Boy Wonders by Cathal Kelly
I read this book because I think Kelly is one of the most talented current Canadian journalists. He writes mostly, but not exclusively, sports stories and he writes so well he manages to interest me in topics I would only having a passing interest in, at best.
Unfortunately, I didn't come away with the same positive feelings about his memoir. It is written in short chapters that are each more like a distinct short story or newspaper article. His writing style is still excellent (for the most part, I really didn't like the chapter of lists). But either his life hasn't been that interesting or he only attacked it in a somewhat superficial way. I just didn't get drawn into his narrative (contrast that to the book I review next). I sympathized with some of the difficulties he had as a child - particularly his relationship with his alcoholic father - but I just didn't really feel his pain.
He does admit to not being a very nice kid, which I guess takes courage, but I felt he really scratched the surface when he could have gone deeper. I've read his stories about baseball players which have left me more satisfied.
I wouldn't bother - stick to reading his articles in the Globe.
The Woo-Woo: How I Survived Ice Hockey, Drug Raids, Demons and my Crazy Chinese Family by Lindsay Wong
Unlike Kelly's book, I hesitated for a long time before I decided to read this book. The description made it sound a bit too weird. But I shouldn't have hesitated for a moment. I was sucked into Wong's dramatic life from the very start.

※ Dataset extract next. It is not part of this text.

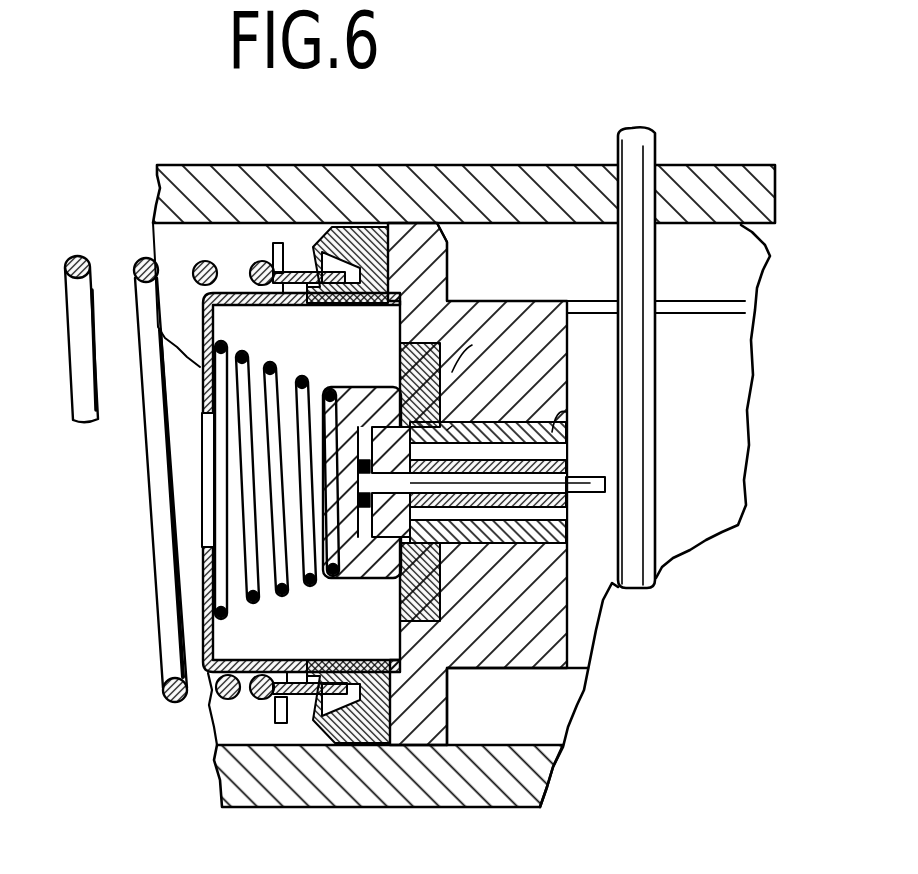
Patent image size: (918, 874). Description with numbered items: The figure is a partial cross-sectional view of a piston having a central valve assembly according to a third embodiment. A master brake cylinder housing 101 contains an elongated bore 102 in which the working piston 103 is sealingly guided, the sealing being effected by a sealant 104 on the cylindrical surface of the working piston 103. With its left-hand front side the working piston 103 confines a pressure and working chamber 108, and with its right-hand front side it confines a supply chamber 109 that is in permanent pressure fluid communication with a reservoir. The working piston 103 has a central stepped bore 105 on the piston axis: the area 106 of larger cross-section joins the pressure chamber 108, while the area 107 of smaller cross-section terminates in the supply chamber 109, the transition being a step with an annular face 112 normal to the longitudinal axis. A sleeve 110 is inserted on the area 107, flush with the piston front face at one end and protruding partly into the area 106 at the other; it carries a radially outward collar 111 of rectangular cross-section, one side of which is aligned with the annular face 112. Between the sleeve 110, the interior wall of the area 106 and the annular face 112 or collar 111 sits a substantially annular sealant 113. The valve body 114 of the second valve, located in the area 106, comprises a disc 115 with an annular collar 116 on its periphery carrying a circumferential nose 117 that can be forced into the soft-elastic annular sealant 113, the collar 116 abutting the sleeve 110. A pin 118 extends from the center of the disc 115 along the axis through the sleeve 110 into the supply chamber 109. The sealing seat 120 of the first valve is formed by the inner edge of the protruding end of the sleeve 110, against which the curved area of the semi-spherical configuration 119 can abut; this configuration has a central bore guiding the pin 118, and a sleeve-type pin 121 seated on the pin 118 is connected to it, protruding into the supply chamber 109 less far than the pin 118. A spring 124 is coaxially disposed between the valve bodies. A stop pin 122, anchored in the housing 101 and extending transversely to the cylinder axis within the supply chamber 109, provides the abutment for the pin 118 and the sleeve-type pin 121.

Wong is the daughter of immigrants from Hong Kong who grew up in Vancouver (which she refers to as Hongkouver). Unfortunately, her grandmother, mother and aunt all suffered from mental illness (paranoid schizophrenia and bipolar disorder), but due in part to their illness and in part to their cultural upbringing, believed they were haunted by "woo woo", ghosts who come to visit in times of personal turmoil. Thus they did not seek conventional medical attention which may have vastly improved Wong's childhood.
She describes horrifying incidents where she spent days living in a suburban shopping mall to evade the woo woo, weeks when her mother disappeared and left her verbally abusive and domestically incompetent father in charge, and even a time when her mother set her feet on fire as she slept in too late. Her parents had little regard for proper hygiene or diet and Wong was given no social coping skills other than the fighting she learned in hockey (her father actually financially rewarded her for penalty minutes). Not surprisingly, she had no friends at school and was often suspended for fighting.
As a child Wong looks up to her aunt - but she too suffers from bipolar disorder and makes headlines when she holds Vancouver commuters hostage on Canada Day as she threatens to jump from a bridge. And while she treats Wong kindly, she is as abusive of her own daughter as Wong's parents are of her.
Wong finally emerges somewhat from her troubled life when she attends University of British Columbia. There, because she has few friends, she throws herself into her studies, excels and is eventually accepted into the Fine Arts program at Columbia. But there she is struck with debilitating migraines and vertigo and begins to worry she too is succumbing to the woo woo. But with caring medical attention, and her mother coming through when she least expected it, she perseveres - and was able to write this amazing book.